WASHINGTON - A decision by NASA to bar Chinese scientists from an upcoming conference was deemed "inaccurate" Tuesday by the US congressman who wrote the law on which the restriction is based.
The US space agency's announcement that Chinese nationals would not be permitted to enter the Second Kepler Science Conference on exoplanets at California's Ames Research Center November 4-8 sparked a boycott by some prominent US astronomers.
"In good conscience, I cannot attend a meeting that discriminates in this way. The meeting is about planets located trillions of miles away, with no national security implications," Geoff Marcy, an astronomy professor at the University of California, Berkeley, wrote in an email to the organizers.
The restriction is based on a law passed in 2011 and signed by President Barack Obama that prevents NASA funds from being used to collaborate with China or to host Chinese visitors at US space agency facilities.

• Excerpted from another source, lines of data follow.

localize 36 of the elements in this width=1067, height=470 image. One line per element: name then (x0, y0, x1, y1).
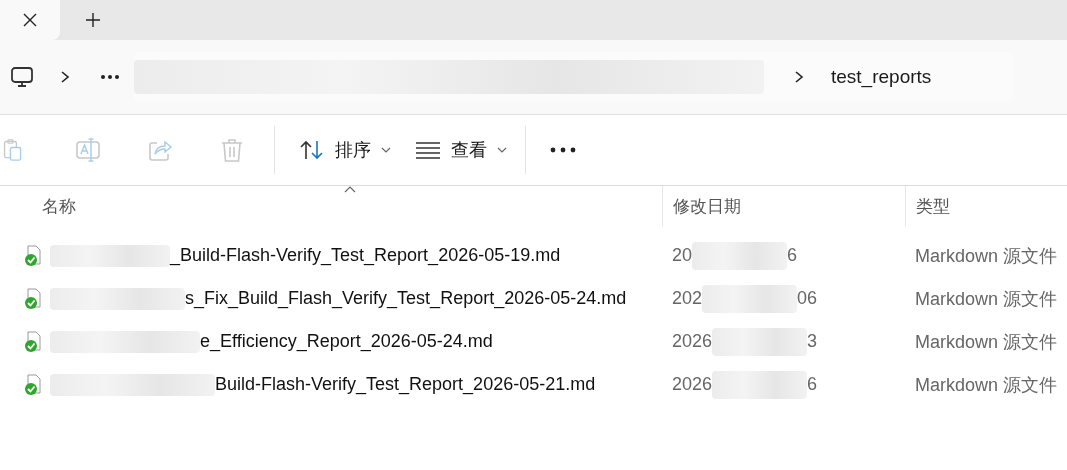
sort-icon (299, 139, 325, 161)
view-button[interactable]: 查看 (403, 132, 519, 168)
file-type: Markdown 源文件 (915, 287, 1058, 311)
date-text: 3 (807, 331, 818, 352)
dropdown-caret-icon (381, 147, 391, 153)
close-icon[interactable] (22, 12, 38, 28)
list-icon (415, 141, 441, 159)
file-type: Markdown 源文件 (915, 373, 1058, 397)
date-text: 06 (797, 288, 818, 309)
sort-button[interactable]: 排序 (287, 132, 403, 168)
date-text: 20 (672, 245, 693, 266)
file-name[interactable]: e_Efficiency_Report_2026-05-24.md (200, 331, 493, 352)
dropdown-caret-icon (497, 147, 507, 153)
rename-icon (75, 137, 101, 163)
more-icon (550, 147, 576, 153)
column-header[interactable]: 名称 (0, 186, 662, 226)
date-text: 2026 (672, 374, 713, 395)
column-header[interactable]: 类型 (905, 186, 1067, 226)
new-tab-icon[interactable] (85, 12, 101, 28)
chevron-icon[interactable] (60, 70, 70, 84)
file-type: Markdown 源文件 (915, 244, 1058, 268)
date-text: 202 (672, 288, 703, 309)
date-text: 6 (787, 245, 798, 266)
date-text: 2026 (672, 331, 713, 352)
more-icon[interactable] (100, 74, 120, 80)
computer-icon[interactable] (10, 66, 34, 88)
file-name[interactable]: s_Fix_Build_Flash_Verify_Test_Report_2026-05-24.md (185, 288, 627, 309)
column-header[interactable]: 修改日期 (662, 186, 905, 226)
folder-name[interactable]: test_reports (831, 66, 932, 88)
date-text: 6 (807, 374, 818, 395)
chevron-icon[interactable] (794, 70, 804, 84)
sort-caret-icon (344, 186, 357, 193)
file-name[interactable]: Build-Flash-Verify_Test_Report_2026-05-21.md (215, 374, 596, 395)
trash-icon (219, 137, 245, 163)
file-type: Markdown 源文件 (915, 330, 1058, 354)
file-name[interactable]: _Build-Flash-Verify_Test_Report_2026-05-19.md (170, 245, 561, 266)
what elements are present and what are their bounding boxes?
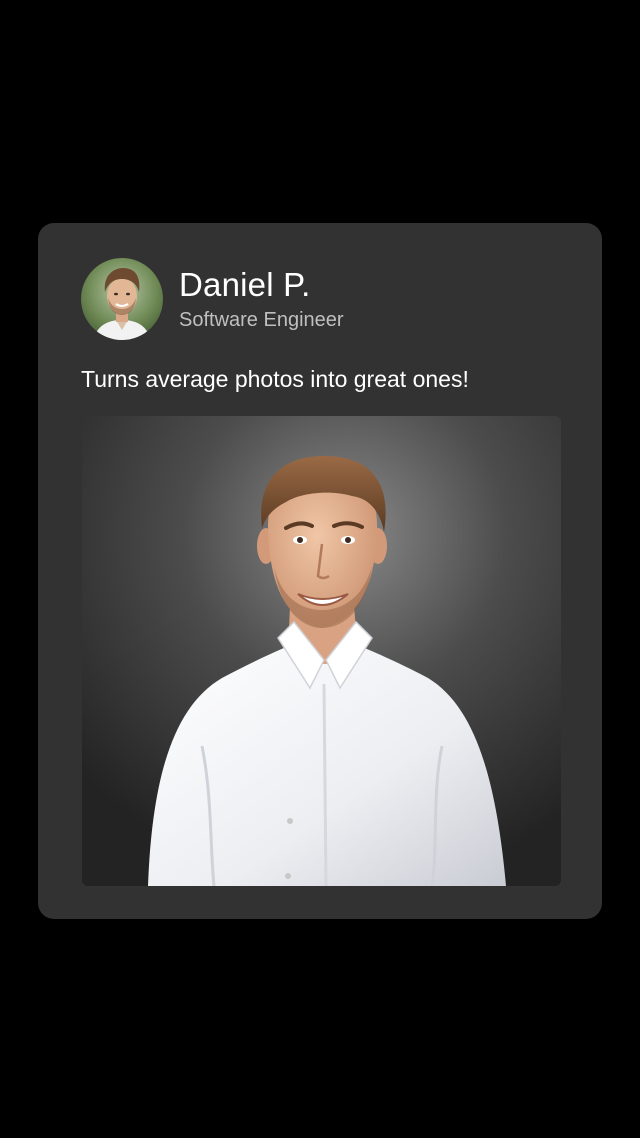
profile-header: Daniel P. Software Engineer <box>81 258 344 340</box>
portrait-image <box>82 416 561 886</box>
post-caption: Turns average photos into great ones! <box>81 366 469 392</box>
testimonial-card: Daniel P. Software Engineer Turns averag… <box>38 223 602 919</box>
avatar[interactable] <box>81 258 163 340</box>
profile-name: Daniel P. <box>179 266 311 303</box>
portrait-photo[interactable] <box>82 416 561 886</box>
profile-title: Software Engineer <box>179 309 344 331</box>
profile-text: Daniel P. Software Engineer <box>179 265 344 333</box>
screen: Daniel P. Software Engineer Turns averag… <box>0 0 640 1138</box>
avatar-image <box>81 258 163 340</box>
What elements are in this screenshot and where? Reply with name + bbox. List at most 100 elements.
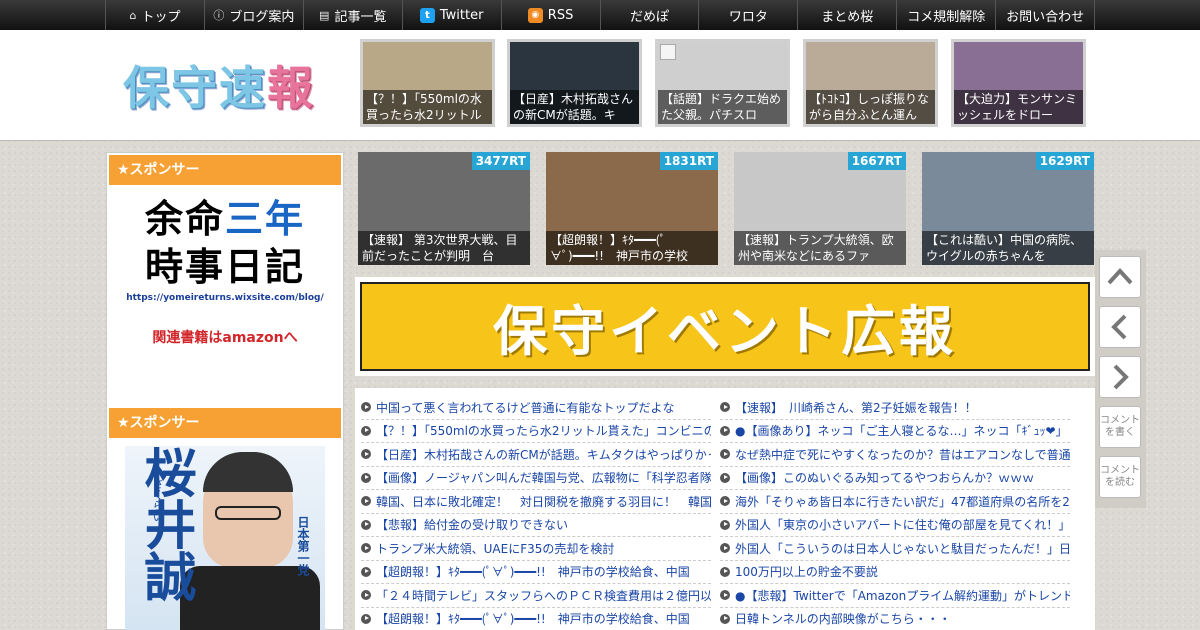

The legal language was inserted into a funding bill by Congressman Frank Wolf, who chairs the House Subcommittee on Commerce, Justice, Science and Related Agencies.
The law bans NASA funds from being used to work "bilaterally in any way with China or any Chinese-owned company" or being "used to effectuate the hosting of official Chinese visitors at facilities belonging to or utilized by NASA," according to a copy of the legal text sent to AFP by Wolf's office.
However, Wolf's office issued a letter to NASA Administrator Charles Bolden on Tuesday seeking to correct an article on the matter that first appeared Friday in The Guardian newspaper, as well as NASA's stance.
"Unfortunately, the article is riddled with inaccuracies, as is, it appears, the guidance provided by NASA Ames staff to the attendees," said the letter.